Not all fruit relies on its visual brilliance to attract potential seed spreaders. Some fruits give off a wonderful aroma once they are ready to be eaten. 
Probably the most notorious of the odourous fruits is the Durian. Personally I love the smell of the durian and my tastebuds worship its multifaceted flavours. 
 When the durian is ripe it falls from the tree. Hopefully not on your head as durians are a tad spiney. (Durian translates as thornfruit in Indonesian). 
Once it has fallen it may lie unobtrusively on the forest floor; there is nothing unobtrusive about its smell however and this smell will alert the durian lover to the spoils. The quality and ripeness of the durian therefore can be determined by its smell. 
Other wonderfully smelling fruits include the mango which also advertises it presence visually in a wealth of yellows, oranges and reds and also the guava ; my son has smelt out his dinner from guava trees as the scent wafts ahead of the visual recognition.

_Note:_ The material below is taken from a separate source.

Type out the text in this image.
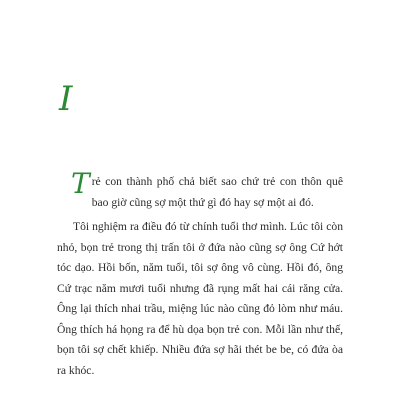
I

Trẻ con thành phố chả biết sao chứ trẻ con thôn quê bao giờ cũng sợ một thứ gì đó hay sợ một ai đó.

Tôi nghiệm ra điều đó từ chính tuổi thơ mình. Lúc tôi còn nhỏ, bọn trẻ trong thị trấn tôi ở đứa nào cũng sợ ông Cứ hớt tóc dạo. Hồi bốn, năm tuổi, tôi sợ ông vô cùng. Hồi đó, ông Cứ trạc năm mươi tuổi nhưng đã rụng mất hai cái răng cửa. Ông lại thích nhai trầu, miệng lúc nào cũng đỏ lòm như máu. Ông thích há họng ra để hù dọa bọn trẻ con. Mỗi lần như thế, bọn tôi sợ chết khiếp. Nhiều đứa sợ hãi thét be be, có đứa òa ra khóc.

Smell is so important in identifying great fruit, it helps us determine ripeness, quality and flavour and also shows if the fruit is overripe or rotten. Fermentation can be smelt and indicates that a fruit is past its best before it is purchased or eaten. Pineapples, melons and mangoes will all smell vinegary and sour if they are overripe. Smell is a prelude to taste and gets the salivary glands going ready for digestion. If you start to salivate when you smell a fruit then it is a strong sign that your body thinks the fruit will be good for you to eat. Two Fruit Lovers Share Some Tasty Avocado!